The graphs below use CalEnviroScreen 4.0 Data which refers to the year of 2020.
There is a total of 21 indicators, including Asthma and PM2.5 which we will closely look at. “Each indicator is assigned a score for each census tract in the state based on the most up-to-date suitable data. Scores are weighted and added together within the two groups to derive a pollution burden score and a population characteristics score. Those scores are multiplied to give the final CalEnviroScreen score.”
Asthma Indicator: spatially modeled, age-adjusted rate of ED visits for asthma per 10,000
PM 2.5 Indicator: annual mean concentration of PM2.5 (weighted average of measured monitor concentrations and satellite observations, μg/m3)
The first map graphically displays PM2.5 concentration as a means of measuring air quality while the second graph does the same for Asthma indicator levels throughout the Bay Area.
This scatter plot shows the correlation between the values for the Asthma Indicator values and the PM2.5 concentration in Air Quality. Although the best fit line shows a positive correlation at this point, it does not appear to be a great predictor of the data. Especially for PM2.5 values between 8 and 9. Ultimately, I predict the residuals will be larger than we would like them to ideally be.
Here is a summary of the model:
##
## Call:
## lm(formula = Asthma ~ PM2.5, data = bay_asthma_pm_tract)
##
## Residuals:
## Min 1Q Median 3Q Max
## -54.47 -25.89 -9.61 12.94 182.95
##
## Coefficients:
## Estimate Std.
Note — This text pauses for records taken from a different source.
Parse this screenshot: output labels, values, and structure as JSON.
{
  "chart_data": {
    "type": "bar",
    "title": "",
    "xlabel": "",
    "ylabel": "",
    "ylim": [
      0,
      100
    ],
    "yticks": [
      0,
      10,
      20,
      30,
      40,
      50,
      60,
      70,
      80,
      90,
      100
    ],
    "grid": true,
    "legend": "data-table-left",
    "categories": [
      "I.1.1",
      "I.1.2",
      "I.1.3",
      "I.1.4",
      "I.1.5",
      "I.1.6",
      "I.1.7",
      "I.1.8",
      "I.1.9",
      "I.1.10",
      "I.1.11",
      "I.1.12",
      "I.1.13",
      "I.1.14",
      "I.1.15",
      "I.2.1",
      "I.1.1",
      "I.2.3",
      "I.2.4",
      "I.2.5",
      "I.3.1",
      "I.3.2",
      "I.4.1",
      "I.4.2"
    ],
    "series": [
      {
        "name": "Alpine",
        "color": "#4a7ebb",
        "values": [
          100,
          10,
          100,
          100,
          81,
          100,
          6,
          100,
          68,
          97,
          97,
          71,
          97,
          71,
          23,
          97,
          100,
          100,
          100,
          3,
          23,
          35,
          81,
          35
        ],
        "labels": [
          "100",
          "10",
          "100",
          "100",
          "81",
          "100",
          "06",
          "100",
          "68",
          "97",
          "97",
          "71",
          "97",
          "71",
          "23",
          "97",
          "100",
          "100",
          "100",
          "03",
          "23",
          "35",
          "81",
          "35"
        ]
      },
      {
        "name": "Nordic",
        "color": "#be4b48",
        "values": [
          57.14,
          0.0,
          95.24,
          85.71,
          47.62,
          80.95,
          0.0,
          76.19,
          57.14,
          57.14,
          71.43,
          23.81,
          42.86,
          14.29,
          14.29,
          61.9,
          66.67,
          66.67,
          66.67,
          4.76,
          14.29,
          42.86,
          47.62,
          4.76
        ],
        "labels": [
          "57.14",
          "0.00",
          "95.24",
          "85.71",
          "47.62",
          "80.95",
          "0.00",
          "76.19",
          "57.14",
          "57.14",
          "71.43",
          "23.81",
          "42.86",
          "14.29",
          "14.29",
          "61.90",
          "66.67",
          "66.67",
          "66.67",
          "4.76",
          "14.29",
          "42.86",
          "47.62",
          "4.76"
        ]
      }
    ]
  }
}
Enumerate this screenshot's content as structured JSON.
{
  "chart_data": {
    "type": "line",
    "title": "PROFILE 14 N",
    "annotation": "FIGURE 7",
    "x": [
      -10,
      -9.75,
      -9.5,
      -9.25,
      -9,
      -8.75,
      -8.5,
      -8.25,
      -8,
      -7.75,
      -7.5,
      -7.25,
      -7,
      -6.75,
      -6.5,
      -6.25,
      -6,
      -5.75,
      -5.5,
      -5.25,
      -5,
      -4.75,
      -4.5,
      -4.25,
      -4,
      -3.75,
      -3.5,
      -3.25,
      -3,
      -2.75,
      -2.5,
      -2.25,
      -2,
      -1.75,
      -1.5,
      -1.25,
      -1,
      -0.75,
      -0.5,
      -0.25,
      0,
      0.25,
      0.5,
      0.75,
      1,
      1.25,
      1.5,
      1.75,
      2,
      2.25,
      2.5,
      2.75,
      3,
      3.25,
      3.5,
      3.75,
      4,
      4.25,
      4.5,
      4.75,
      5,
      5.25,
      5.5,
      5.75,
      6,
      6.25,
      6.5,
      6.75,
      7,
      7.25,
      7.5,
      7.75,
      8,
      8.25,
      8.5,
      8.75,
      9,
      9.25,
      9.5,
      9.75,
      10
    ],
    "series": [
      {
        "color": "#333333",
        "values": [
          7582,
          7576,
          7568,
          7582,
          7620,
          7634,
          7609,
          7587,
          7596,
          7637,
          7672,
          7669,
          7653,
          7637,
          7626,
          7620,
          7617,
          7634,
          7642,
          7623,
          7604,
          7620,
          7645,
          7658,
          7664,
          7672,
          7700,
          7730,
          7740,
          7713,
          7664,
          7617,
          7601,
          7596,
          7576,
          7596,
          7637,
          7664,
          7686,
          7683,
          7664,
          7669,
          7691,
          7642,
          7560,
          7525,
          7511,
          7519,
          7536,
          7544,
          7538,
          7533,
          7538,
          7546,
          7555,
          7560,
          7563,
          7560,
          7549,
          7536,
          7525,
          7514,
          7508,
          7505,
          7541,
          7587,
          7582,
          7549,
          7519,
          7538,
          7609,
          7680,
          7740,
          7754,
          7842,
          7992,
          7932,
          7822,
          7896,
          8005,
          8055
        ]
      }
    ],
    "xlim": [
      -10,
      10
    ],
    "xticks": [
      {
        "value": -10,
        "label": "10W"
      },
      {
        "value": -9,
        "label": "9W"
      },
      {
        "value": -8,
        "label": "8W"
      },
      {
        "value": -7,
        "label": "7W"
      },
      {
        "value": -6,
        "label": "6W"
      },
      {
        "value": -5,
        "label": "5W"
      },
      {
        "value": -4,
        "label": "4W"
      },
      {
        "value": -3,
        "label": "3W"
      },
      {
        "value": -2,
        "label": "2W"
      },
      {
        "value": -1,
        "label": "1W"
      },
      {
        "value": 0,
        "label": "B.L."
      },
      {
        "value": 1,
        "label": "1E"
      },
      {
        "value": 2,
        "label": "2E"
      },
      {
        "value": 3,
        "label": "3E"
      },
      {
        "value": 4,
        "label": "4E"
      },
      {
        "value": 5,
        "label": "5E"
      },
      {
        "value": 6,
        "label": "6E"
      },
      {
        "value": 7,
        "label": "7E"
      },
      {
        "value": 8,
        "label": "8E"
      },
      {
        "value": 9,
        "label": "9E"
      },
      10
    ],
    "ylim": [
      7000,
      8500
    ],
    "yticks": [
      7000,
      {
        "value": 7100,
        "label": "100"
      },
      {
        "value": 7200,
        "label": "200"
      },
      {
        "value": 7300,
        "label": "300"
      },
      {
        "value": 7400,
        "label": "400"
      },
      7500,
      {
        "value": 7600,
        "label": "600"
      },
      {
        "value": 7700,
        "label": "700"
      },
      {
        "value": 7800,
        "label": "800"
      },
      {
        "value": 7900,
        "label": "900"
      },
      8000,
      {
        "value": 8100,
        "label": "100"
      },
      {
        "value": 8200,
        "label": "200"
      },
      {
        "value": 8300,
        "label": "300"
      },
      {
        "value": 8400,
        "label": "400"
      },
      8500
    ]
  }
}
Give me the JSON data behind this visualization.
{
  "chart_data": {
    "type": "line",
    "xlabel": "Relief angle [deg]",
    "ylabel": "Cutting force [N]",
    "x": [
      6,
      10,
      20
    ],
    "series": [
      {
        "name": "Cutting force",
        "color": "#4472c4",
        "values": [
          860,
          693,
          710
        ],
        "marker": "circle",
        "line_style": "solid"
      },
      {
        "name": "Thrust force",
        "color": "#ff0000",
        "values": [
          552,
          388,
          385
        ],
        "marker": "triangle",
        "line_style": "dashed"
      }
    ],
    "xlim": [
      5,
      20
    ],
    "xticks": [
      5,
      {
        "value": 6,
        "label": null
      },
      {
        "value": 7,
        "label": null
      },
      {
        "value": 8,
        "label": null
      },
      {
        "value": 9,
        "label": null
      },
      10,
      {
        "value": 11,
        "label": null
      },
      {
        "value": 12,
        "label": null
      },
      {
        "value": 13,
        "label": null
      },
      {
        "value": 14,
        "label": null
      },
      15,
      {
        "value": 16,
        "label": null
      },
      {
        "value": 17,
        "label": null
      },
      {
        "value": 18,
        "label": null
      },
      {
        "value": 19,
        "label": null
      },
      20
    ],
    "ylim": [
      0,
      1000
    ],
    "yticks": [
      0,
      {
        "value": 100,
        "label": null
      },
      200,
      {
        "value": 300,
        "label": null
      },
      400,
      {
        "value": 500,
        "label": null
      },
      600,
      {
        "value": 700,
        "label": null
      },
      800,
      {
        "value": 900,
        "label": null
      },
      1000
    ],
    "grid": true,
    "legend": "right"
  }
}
Error t value Pr(>|t|)
## (Intercept) -116.278 13.040 -8.917 <2e-16 ***
## PM2.5 19.862 1.534 12.950 <2e-16 ***
## ---
## Signif. codes: 0 '***' 0.001 '**' 0.01 '*' 0.05 '.' 0.1 ' ' 1
##
## Residual standard error: 37.49 on 1578 degrees of freedom
## Multiple R-squared: 0.09606, Adjusted R-squared: 0.09549
## F-statistic: 167.7 on 1 and 1578 DF, p-value: < 2.2e-16
As you can see, “An increase of PM2.5 in one unit is associated with an increase of Asthma in 19.862”; “9.6% of the variation in PM2.5 is explained by the variation in Asthma”.
From this plot, you can observe the highest density of residuals is around -20, showing how innacurate the line of best fit was.
Now, we can see the same data layered with a log function. The correlation is clearly significantly stronger. The line of best fit in the scatter plot appears to be way more representative which is confirmed by the data in the table (reduction from 19.862 to 0.35633) and the residuals graph.
##
## Call:
## lm(formula = log(Asthma) ~ PM2.5, data = bay_asthma_pm_tract)
##
## Residuals:
## Min 1Q Median 3Q Max
## -2.00402 -0.46479 0.03313 0.42298 1.75525
##
## Coefficients:
## Estimate Std. Error t value Pr(>|t|)
## (Intercept) 0.69234 0.22840 3.031 0.00248 **
## PM2.5 0.35633 0.02686 13.264 < 2e-16 ***
## ---
## Signif. codes: 0 '***' 0.001 '**' 0.01 '*' 0.05 '.' 0.1 ' ' 1
##
## Residual standard error: 0.6566 on 1578 degrees of freedom
## Multiple R-squared: 0.1003, Adjusted R-squared: 0.09974
## F-statistic: 175.9 on 1 and 1578 DF, p-value: < 2.2e-16
Now, “An increase of PM2.5 in one unit is associated with an increase of log(Asthma) in 0.356”; “10.03% of the variation in PM2.5 is explained by the variation in log(Asthma)”.
This plot of the residuals of the log function has it’s highest density concentrated around 0 showing the accuracy of this new model. Compared to the same graph of the original data, there is a visible shift to the right.
Combining the residuals with spatial information, we can see how the accuracy of the model varies according to location. From my understanding, a low residual represents a high accuracy of the modelled regression and the data collected, meaning it could be used to make reasonable estimates. A positive residual represents an underestimation while a negative value represents an overestimation.
As seen in the map, the area with lowest residual is Stanford’s campus with a -2.004 value.